Assimilation of soil moisture observations to constrain carbon fluxes in the Terrestrial Carbon Community Assimilation System (TCCAS)

One of the key research questions in terrestrial carbon cycling is concerned about how to advance our understanding of the processes underlying terrestrial CO2 fluxes and subsequently reduce related uncertainties in an integrated approach exploiting both observations (satellite and in situ) and modelling. Here, we demonstrate the synergistic exploitation of remotely sensed soil moisture observations together with additional observations from passive microwave and optical sensors for an improved understanding of the terrestrial carbon and water cycles. As such, the Terrestrial Carbon Community Assimilation System (TCCAS), an activity funded by the European Space Agency within its Carbon Science Cluster, has been developed.
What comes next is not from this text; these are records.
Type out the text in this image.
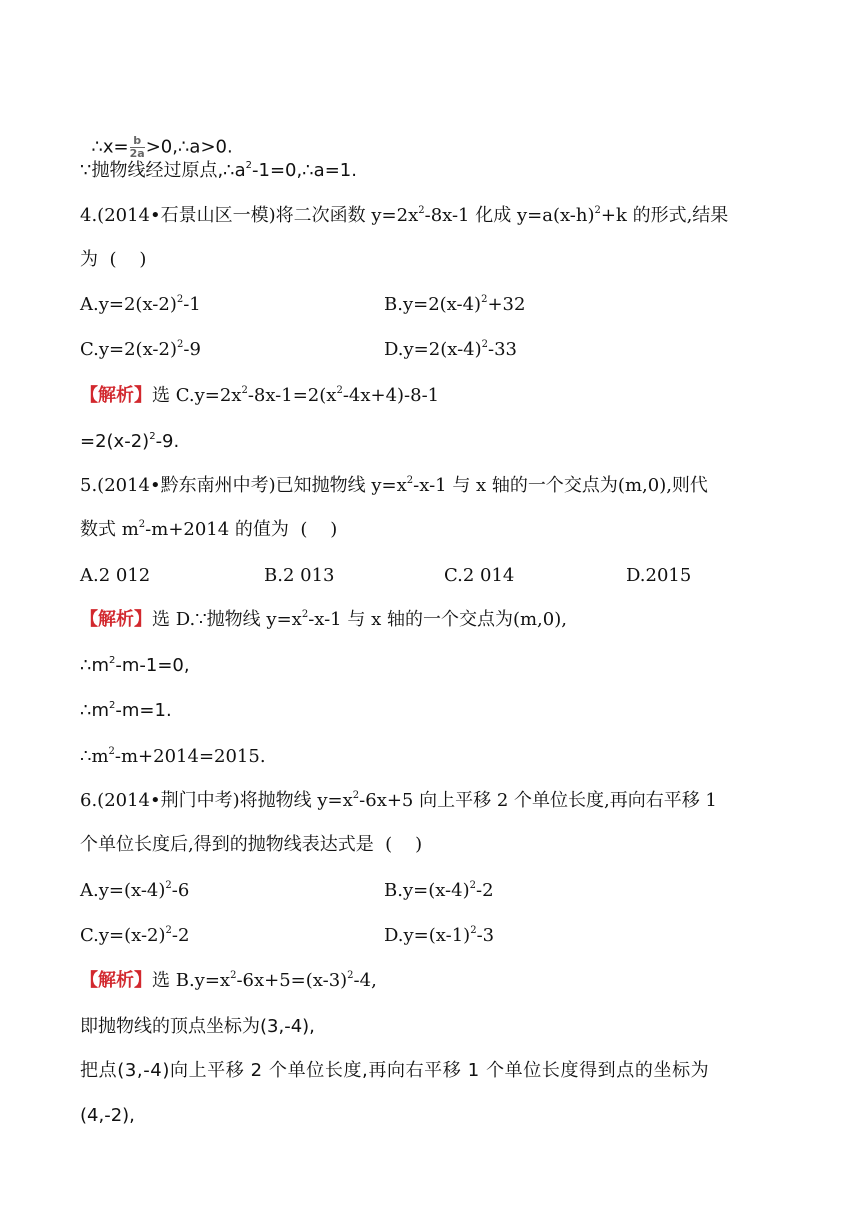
∴x= $\frac{b}{2a}$ >0,∴a>0.

∵抛物线经过原点$,\therefore a^2-1=0,\therefore a=1$.
4.(2014•石景山区一模)将二次函数 $y=2x^2-8x-1$ 化成 $y=a(x-h)^2+k$ 的形式,结果
为  (    )
$A.y=2(x-2)^2-1$	$B.y=2(x-4)^2+32$
$C.y=2(x-2)^2-9$	$D.y=2(x-4)^2-33$
【解析】选 $C.y=2x^2-8x-1=2(x^2-4x+4)-8-1$
$=2(x-2)^2-9$.
5.(2014•黔东南州中考)已知抛物线 $y=x^2-x-1$ 与 x 轴的一个交点为(m,0),则代
数式 $m^2-m+2014$ 的值为  (    )
A.2 012	B.2 013	C.2 014	D.2015
【解析】选 D.∵抛物线 $y=x^2-x-1$ 与 x 轴的一个交点为(m,0),
$\therefore m^2-m-1=0$,
$\therefore m^2-m=1$.
$\therefore m^2-m+2014=2015$.
6.(2014•荆门中考)将抛物线 $y=x^2-6x+5$ 向上平移 2 个单位长度,再向右平移 1
个单位长度后,得到的抛物线表达式是  (    )
$A.y=(x-4)^2-6$	$B.y=(x-4)^2-2$
$C.y=(x-2)^2-2$	$D.y=(x-1)^2-3$
【解析】选 $B.y=x^2-6x+5=(x-3)^2-4$,
即抛物线的顶点坐标为(3,-4),
把点(3,-4)向上平移 2 个单位长度,再向右平移 1 个单位长度得到点的坐标为
(4,-2),
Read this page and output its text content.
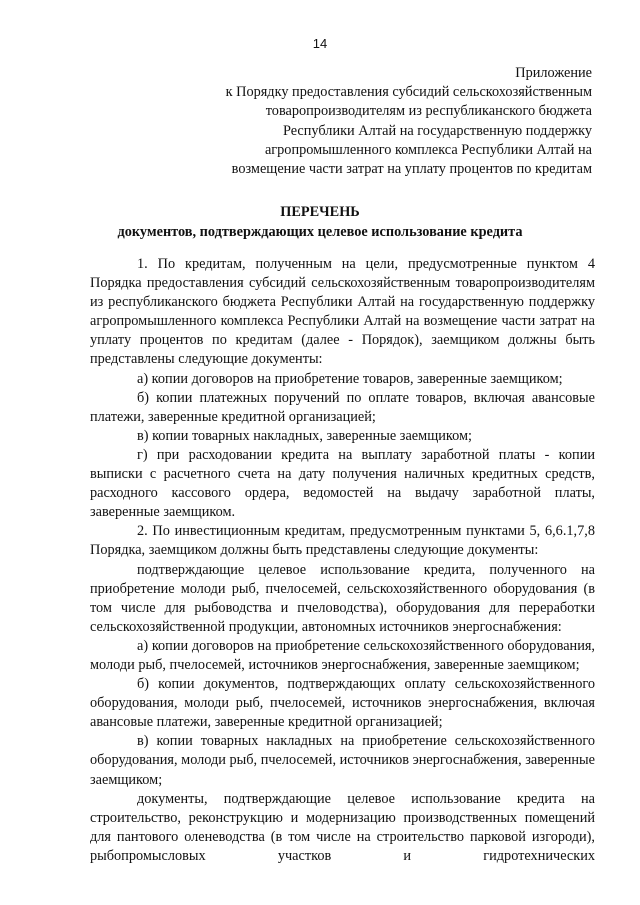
14
Приложение
к Порядку предоставления субсидий сельскохозяйственным
товаропроизводителям из республиканского бюджета
Республики Алтай на государственную поддержку
агропромышленного комплекса Республики Алтай на
возмещение части затрат на уплату процентов по кредитам
ПЕРЕЧЕНЬ
документов, подтверждающих целевое использование кредита

1. По кредитам, полученным на цели, предусмотренные пунктом 4 Порядка предоставления субсидий сельскохозяйственным товаропроизводителям из республиканского бюджета Республики Алтай на государственную поддержку агропромышленного комплекса Республики Алтай на возмещение части затрат на уплату процентов по кредитам (далее - Порядок), заемщиком должны быть представлены следующие документы:

а) копии договоров на приобретение товаров, заверенные заемщиком;

б) копии платежных поручений по оплате товаров, включая авансовые платежи, заверенные кредитной организацией;

в) копии товарных накладных, заверенные заемщиком;

г) при расходовании кредита на выплату заработной платы - копии выписки с расчетного счета на дату получения наличных кредитных средств, расходного кассового ордера, ведомостей на выдачу заработной платы, заверенные заемщиком.

2. По инвестиционным кредитам, предусмотренным пунктами 5, 6,6.1,7,8 Порядка, заемщиком должны быть представлены следующие документы:

подтверждающие целевое использование кредита, полученного на приобретение молоди рыб, пчелосемей, сельскохозяйственного оборудования (в том числе для рыбоводства и пчеловодства), оборудования для переработки сельскохозяйственной продукции, автономных источников энергоснабжения:

а) копии договоров на приобретение сельскохозяйственного оборудования, молоди рыб, пчелосемей, источников энергоснабжения, заверенные заемщиком;

б) копии документов, подтверждающих оплату сельскохозяйственного оборудования, молоди рыб, пчелосемей, источников энергоснабжения, включая авансовые платежи, заверенные кредитной организацией;

в) копии товарных накладных на приобретение сельскохозяйственного оборудования, молоди рыб, пчелосемей, источников энергоснабжения, заверенные заемщиком;

документы, подтверждающие целевое использование кредита на строительство, реконструкцию и модернизацию производственных помещений для пантового оленеводства (в том числе на строительство парковой изгороди), рыбопромысловых участков и гидротехнических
TCCAS has at its core the community terrestrial ecosystem model D&B that is based on the well-established DALEC and BETHY models, and thus building on the strengths of each component model. In particular, it combines the dynamic simulation of the carbon pools and canopy phenology of DALEC with the dynamic simulation of water pools, and the canopy model of photosynthesis and energy balance of BETHY.  A suite of observation operators allows the simulation of surface layer soil moisture as well as solar-induced fluorescence, fraction of absorbed photosynthetically active radiation, and vegetation optical depth from passive microwave sensors. TCCAS employs a variational assimilation system (making use of efficient tangent and adjoint code) that adjusts a combination of initial pool sizes and process parameters to match the observational data streams. The system is applied to two ICOS sites and regions around these sites: Sodankylä, Finland, representing a boreal forest biome, and Majadas de Tietar, Spain, representing a temperate savanna biome.  The model performance is assessed against independent observations at site scale as well as at approximately 500 km x 500 km regions around each site. We find that the assimilation of soil moisture in combination with the three other data streams has a profound impact on simulated ecosystem function and carbon fluxes at both sites/regions.